In 1974, the year he bought into the WTT and became a founding owner of the Strings, Buss ran a flourishing real estate business in an upstairs office on Wilshire Boulevard in Santa Monica. But sports ownership was his true interest.
At the time, I was a kid out of college working my first job as a sports writer for the long departed Santa Monica Evening Outlook, my hometown newspaper. Meeting Buss was something of a coup since he hadn’t discussed the Strings with anyone else – not that bigger papers cared much about a lower-tier sports franchise coming to L.A.
But in my town, this was big news – and Buss’ name was recognizable enough that it was a story worthy of attention. So at his invitation, I made an appointment to talk about his new team and his plans to put team tennis on the sports map.
Buss was friendly and engaging, even to a young, fresh reporter who may have been in awe of the moment. His office was small and his desk was cluttered with paperwork, but his plans for the Strings were detailed and orderly. He loved tennis, and he wanted to see the team win, he said. He brought in established players such as Dennis Ralston and Charlie Pasarell. He set up a radio deal to broadcast the matches, with former UCLA basketball star Lynn Shackelford as his play-by-play man.
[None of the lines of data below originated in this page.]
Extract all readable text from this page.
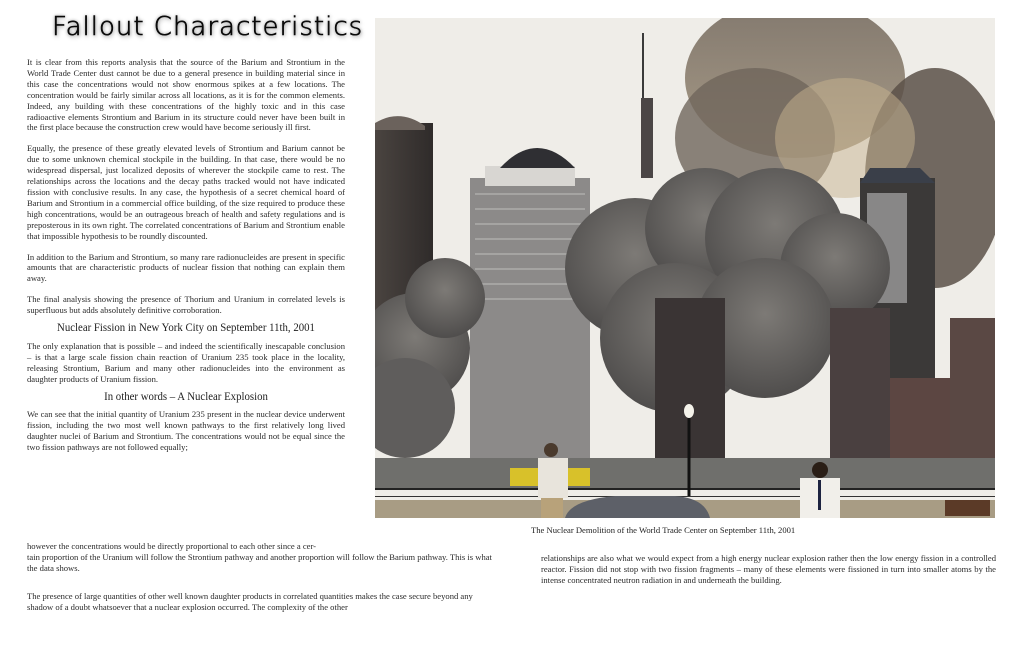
Fallout Characteristics

It is clear from this reports analysis that the source of the Barium and Strontium in the World Trade Center dust cannot be due to a general presence in building material since in this case the concentrations would not show enormous spikes at a few locations. The concentration would be fairly similar across all locations, as it is for the common elements. Indeed, any building with these concentrations of the highly toxic and in this case radioactive elements Strontium and Barium in its structure could never have been built in the first place because the construction crew would have become seriously ill first.

Equally, the presence of these greatly elevated levels of Strontium and Barium cannot be due to some unknown chemical stockpile in the building. In that case, there would be no widespread dispersal, just localized deposits of wherever the stockpile came to rest. The relationships across the locations and the decay paths tracked would not have indicated fission with conclusive results. In any case, the hypothesis of a secret chemical hoard of Barium and Strontium in a commercial office building, of the size required to produce these high concentrations, would be an outrageous breach of health and safety regulations and is preposterous in its own right. The correlated concentrations of Barium and Strontium enable that impossible hypothesis to be roundly discounted.

In addition to the Barium and Strontium, so many rare radionucleides are present in specific amounts that are characteristic products of nuclear fission that nothing can explain them away.

The final analysis showing the presence of Thorium and Uranium in correlated levels is superfluous but adds absolutely definitive corroboration.

Nuclear Fission in New York City on September 11th, 2001

The only explanation that is possible – and indeed the scientifically inescapable conclusion – is that a large scale fission chain reaction of Uranium 235 took place in the locality, releasing Strontium, Barium and many other radionucleides into the environment as daughter products of Uranium fission.

In other words – A Nuclear Explosion

We can see that the initial quantity of Uranium 235 present in the nuclear device underwent fission, including the two most well known pathways to the first relatively long lived daughter nuclei of Barium and Strontium. The concentrations would not be equal since the two fission pathways are not followed equally;

however the concentrations would be directly proportional to each other since a cer-
tain proportion of the Uranium will follow the Strontium pathway and another proportion will follow the Barium pathway. This is what the data shows.
The presence of large quantities of other well known daughter products in correlated quantities makes the case secure beyond any shadow of a doubt whatsoever that a nuclear explosion occurred. The complexity of the other
The Nuclear Demolition of the World Trade Center on September 11th, 2001
relationships are also what we would expect from a high energy nuclear explosion rather then the low energy fission in a controlled reactor. Fission did not stop with two fission fragments – many of these elements were fissioned in turn into smaller atoms by the intense concentrated neutron radiation in and underneath the building.
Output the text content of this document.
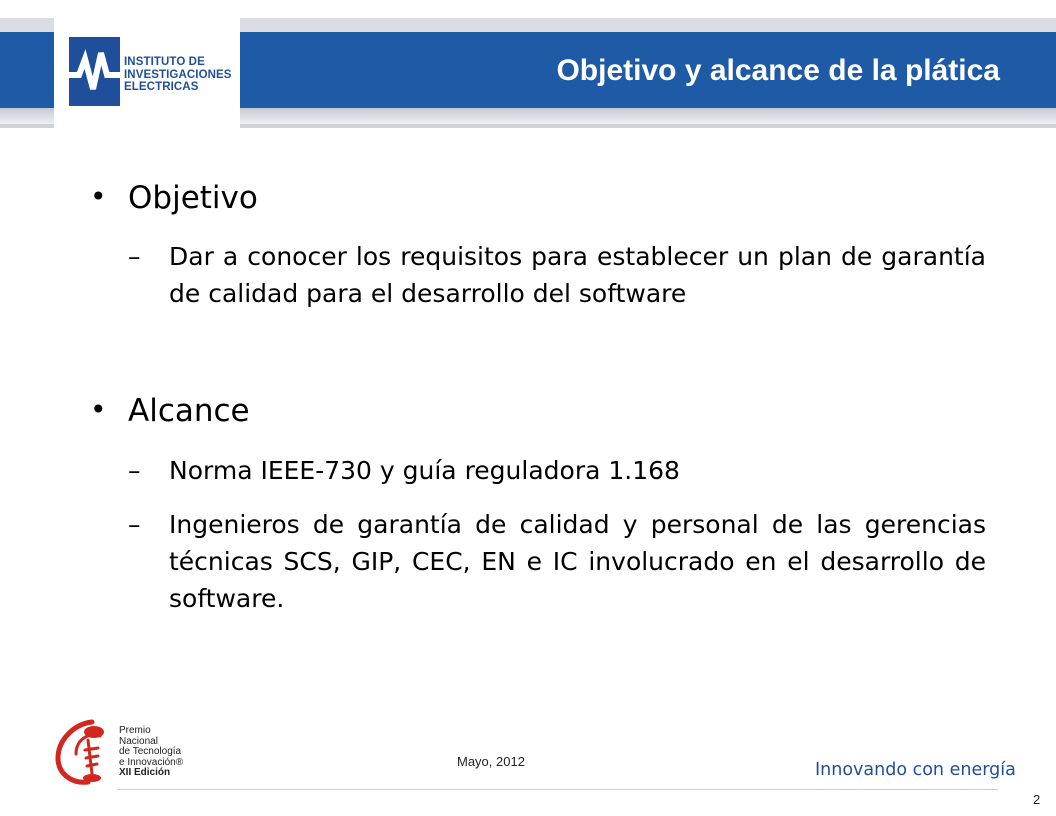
INSTITUTO DE
INVESTIGACIONES
ELECTRICAS	Objetivo y alcance de la plática
• Objetivo
– Dar a conocer los requisitos para establecer un plan de garantía de calidad para el desarrollo del software
• Alcance
– Norma IEEE-730 y guía reguladora 1.168
– Ingenieros de garantía de calidad y personal de las gerencias técnicas SCS, GIP, CEC, EN e IC involucrado en el desarrollo de software.
Premio
Nacional
de Tecnología
e Innovación®
XII Edición
Mayo, 2012	Innovando con energía
2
He offered to bring me along as a beat writer for my newspaper, and I covered several of their first matches.
The league lasted only a few years before Buss was forced to fold the Strings, but he gained inroads into the LA sports market by playing at the Forum, the home arena of the Lakers and the Kings. In 1979, he purchased the Lakers, Kings and The Forum from Jack Kent Cooke.
There’s little doubt that his ownership of the Strings paved the way for him to make a play at buying the Lakers and Kings from Cooke. But I’m convinced he also wanted to see team tennis succeed, and he made every attempt to make it happen.
It didn’t. Buss passed away Monday at the age of 80 leaving a significant sports legacy. But his first failure as a sports owner eventually became his path to becoming one of the most successful figures in professional sports.